Gab slightly bowed his head down. “I’m sorry.”
“No need for apologies. You must’ve been excited for these red wine,” the waiter kindly replied.
“Uh. No, not really. I’m not into wine,” Gab replied as he analyzed the waiter. The waiter had curly but neatly managed hair. In white long sleeves topped with a red vest of golden trim, same color-schemed hat and handsomely shone shoes.
“Isn’t wine what you modern teenagers like?”
“Either it’s just me or that the hit today is soda or iced tea.”
“Oh, thank you for the information. I’d try wine if I were you. They’re very good for the soul. I envision that you’d be taking a glass with no interest whatsoever in drinking it; just as an act of kindness to me, though. I’m just endorsing, that’s all.”

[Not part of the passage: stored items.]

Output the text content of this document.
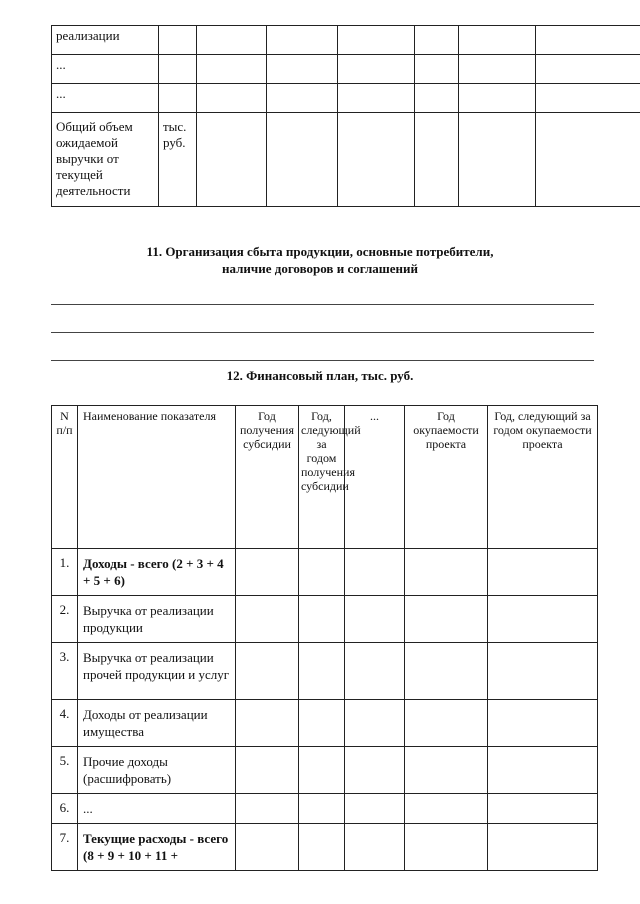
реализации							
...							
...							
Общий объем ожидаемой выручки от текущей деятельности	тыс. руб.						
11. Организация сбыта продукции, основные потребители,
наличие договоров и соглашений
12. Финансовый план, тыс. руб.
N п/п	Наименование показателя	Год получения субсидии	Год, следующий за годом получения субсидии	...	Год окупаемости проекта	Год, следующий за годом окупаемости проекта
1.	Доходы - всего (2 + 3 + 4 + 5 + 6)					
2.	Выручка от реализации продукции					
3.	Выручка от реализации прочей продукции и услуг					
4.	Доходы от реализации имущества					
5.	Прочие доходы (расшифровать)					
6.	...					
7.	Текущие расходы - всего (8 + 9 + 10 + 11 +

Gab cocked an eyebrow in awe. “Woah. That was what I was thinking. You read minds or something?”
“I’ve been told,” the waiter jokingly bragged. “What’s your name?”
“Gab. Gabriel Sherwood. Nice to meet you, Bob.”
“How’d you know my name? You read minds too?”
“I’ve been told,” Gab said in a proud comeback. He chuckled as he pointed out Bob’s name tag. “Well, I have to go back and eat. Thanks and sorry, Bob.”
“Sure, Gabriel,” Bob muttered.
Bob walked away, supported by a crutch on his left. Gab wanted to help but he was really hungry. He found his way to his seat as he was greeted by Ken.
“Well, where’d you go?”
Gab sighed. “Looked for soda and failed.”
“That was kinda long for soda-hunting.”
Gab ate the Cordon Bleu served with fresh diced vegetables slowly, unlike Vincent and Ken’s style of gorging. They finished the food as soon as they got their hands on the utensils. Coach Evan took Gab’s drink as they chatted about random things such as love, films and why Miley Cyrus was relevant. A short program was hosted by a man in a black business suit with glasses. Gab didn’t pay attention but he heard the guy was Ardus “Nocturne” Edison, the CEO of the International Robot Association and of Virtual World Corporation, both of which interest him. He didn’t give a damn to the lengthy speech showered with generous applause, but he felt he heard his voice a lot during his childhood.
Coach Evan had a little chitchat with the other coaches, who only looked like denominator-increasers of their ranking for the competition report he had to submit. After a long night of sitting and waiting on a corner as he saw socializing among the competitors, the Team walked back to Le Blanc Bouquet with a full stomach and an empty energy meter.